"Effective DOF" of SIFT/SIFT2 Models

Hello MRtrixperts,
I’ve been trying to do model comparisons between (SIFTed) tractograms to determine which fits the diffusion data better (using after_diff_fixel.msf). Usually, I’m trying to compare some full tractogram to a restricted tractogram (i.e., with some streamlines of interest removed), as in the “virtual lesioning” approach of Pestelli et al., 2014. What I’m getting stuck on is the “effective degrees of freedom” of each SIFT(2) model.

For a typical F-test (nested model comparison), the degrees of freedom are (p 2 − p 1, n − p 2), where n is the number of data points (fixels) and p is the # of parameters (# of streamlines) in each model. But here, p2 > n because there are more streamlines than fixels and the streamlines are correlated predictors. So then, what are the effective degrees of freedom of a SIFT(2) model?

The regularized regression literature suggests using the trace of the “hat” matrix (the projection matrix). Is that something that would be feasible to get out of SIFT/SIFT2?
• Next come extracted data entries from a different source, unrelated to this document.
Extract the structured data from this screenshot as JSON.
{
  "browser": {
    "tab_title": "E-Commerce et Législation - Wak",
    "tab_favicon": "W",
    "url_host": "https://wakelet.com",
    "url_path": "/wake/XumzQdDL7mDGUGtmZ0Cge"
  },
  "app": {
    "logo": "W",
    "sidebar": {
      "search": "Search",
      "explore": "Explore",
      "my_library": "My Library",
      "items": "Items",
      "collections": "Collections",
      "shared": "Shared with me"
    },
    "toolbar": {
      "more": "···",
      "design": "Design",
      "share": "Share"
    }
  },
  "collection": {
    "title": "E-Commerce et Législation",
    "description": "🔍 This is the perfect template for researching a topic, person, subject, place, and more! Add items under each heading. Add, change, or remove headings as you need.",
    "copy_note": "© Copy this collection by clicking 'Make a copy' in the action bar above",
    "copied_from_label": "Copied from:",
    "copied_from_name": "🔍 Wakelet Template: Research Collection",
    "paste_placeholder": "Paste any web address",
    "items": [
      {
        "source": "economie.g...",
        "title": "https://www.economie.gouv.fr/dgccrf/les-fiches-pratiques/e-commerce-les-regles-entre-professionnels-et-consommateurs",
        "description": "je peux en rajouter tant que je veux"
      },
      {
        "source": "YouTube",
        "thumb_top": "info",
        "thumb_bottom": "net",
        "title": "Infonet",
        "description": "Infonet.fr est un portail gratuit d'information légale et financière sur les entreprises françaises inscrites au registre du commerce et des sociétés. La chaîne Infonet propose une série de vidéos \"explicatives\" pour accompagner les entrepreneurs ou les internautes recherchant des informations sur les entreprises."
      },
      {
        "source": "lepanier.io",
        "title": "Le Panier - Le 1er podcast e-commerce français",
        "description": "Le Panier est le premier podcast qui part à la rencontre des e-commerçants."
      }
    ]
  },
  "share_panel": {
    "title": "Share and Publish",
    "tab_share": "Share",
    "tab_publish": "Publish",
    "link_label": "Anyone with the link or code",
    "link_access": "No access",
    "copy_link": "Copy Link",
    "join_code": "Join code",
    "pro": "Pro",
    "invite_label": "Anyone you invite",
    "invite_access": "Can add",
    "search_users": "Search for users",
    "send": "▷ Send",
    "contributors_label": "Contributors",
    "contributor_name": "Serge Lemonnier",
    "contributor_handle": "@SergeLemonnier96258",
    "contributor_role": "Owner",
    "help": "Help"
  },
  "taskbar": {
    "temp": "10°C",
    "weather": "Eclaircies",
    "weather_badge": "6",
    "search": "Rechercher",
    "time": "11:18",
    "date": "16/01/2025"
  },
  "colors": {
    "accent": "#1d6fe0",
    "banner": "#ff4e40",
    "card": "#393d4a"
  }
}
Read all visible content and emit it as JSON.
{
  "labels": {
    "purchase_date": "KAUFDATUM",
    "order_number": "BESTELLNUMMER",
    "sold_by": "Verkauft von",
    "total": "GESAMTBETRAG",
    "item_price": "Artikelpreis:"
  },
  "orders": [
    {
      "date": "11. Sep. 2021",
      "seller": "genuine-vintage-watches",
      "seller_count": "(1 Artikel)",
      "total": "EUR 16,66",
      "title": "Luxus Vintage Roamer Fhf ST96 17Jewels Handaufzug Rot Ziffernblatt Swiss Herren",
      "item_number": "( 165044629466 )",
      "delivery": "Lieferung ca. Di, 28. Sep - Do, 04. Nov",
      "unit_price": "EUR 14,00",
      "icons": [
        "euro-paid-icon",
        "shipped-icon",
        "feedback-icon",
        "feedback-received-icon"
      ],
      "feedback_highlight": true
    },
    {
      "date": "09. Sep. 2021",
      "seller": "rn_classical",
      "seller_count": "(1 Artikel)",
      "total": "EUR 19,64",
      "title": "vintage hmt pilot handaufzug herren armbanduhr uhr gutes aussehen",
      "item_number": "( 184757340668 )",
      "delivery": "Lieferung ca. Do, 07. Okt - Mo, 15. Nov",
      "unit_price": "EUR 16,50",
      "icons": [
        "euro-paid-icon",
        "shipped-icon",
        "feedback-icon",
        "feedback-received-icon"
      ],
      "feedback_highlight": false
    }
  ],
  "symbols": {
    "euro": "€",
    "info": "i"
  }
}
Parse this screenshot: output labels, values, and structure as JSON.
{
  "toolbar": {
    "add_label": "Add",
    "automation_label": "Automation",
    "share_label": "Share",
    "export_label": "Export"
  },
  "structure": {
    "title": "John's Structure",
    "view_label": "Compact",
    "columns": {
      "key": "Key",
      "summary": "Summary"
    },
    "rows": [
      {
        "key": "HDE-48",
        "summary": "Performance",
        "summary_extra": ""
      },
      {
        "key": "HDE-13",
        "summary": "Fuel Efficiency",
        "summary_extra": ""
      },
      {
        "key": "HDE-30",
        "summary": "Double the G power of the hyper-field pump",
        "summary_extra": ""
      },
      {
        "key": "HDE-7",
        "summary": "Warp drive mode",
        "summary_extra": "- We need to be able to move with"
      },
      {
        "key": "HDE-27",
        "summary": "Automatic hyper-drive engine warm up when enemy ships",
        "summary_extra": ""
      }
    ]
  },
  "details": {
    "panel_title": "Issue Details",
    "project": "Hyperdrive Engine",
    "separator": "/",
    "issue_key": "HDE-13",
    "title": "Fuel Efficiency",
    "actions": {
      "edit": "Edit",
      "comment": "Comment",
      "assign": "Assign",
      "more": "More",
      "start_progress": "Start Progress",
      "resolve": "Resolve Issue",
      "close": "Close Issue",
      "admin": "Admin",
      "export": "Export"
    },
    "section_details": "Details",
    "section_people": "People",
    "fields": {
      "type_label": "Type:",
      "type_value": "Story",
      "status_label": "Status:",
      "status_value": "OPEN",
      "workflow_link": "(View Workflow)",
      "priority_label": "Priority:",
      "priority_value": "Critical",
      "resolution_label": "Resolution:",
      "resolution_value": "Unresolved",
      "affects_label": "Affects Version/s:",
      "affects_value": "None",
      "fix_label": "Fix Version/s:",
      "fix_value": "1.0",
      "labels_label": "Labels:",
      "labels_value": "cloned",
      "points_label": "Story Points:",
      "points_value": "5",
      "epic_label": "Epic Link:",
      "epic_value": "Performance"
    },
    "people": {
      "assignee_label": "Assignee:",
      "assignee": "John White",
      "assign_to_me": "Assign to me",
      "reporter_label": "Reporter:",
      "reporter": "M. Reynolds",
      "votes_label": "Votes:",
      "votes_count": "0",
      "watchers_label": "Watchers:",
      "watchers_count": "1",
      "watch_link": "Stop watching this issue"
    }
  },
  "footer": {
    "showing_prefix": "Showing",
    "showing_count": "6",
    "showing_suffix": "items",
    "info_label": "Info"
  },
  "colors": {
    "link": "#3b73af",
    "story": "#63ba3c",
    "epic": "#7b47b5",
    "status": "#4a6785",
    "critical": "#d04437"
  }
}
Any help would be greatly appreciated! My apologies for the arcane question

John

… Yikes.

While it’s probably feasible to do something here, it’s likely best taken offline. There’s a fair bit of math to go over here, and it’s certainly not something that’s going to be achieved without writing a considerable amount of C++ code: I went out of my way to avoid explicitly dealing with covariances in both algorithms due to the size of the system, but obtaining the projection matrix requires such, which means going in to the guts of the sparse RAM representation of the streamline -> fixel matrix.

Rob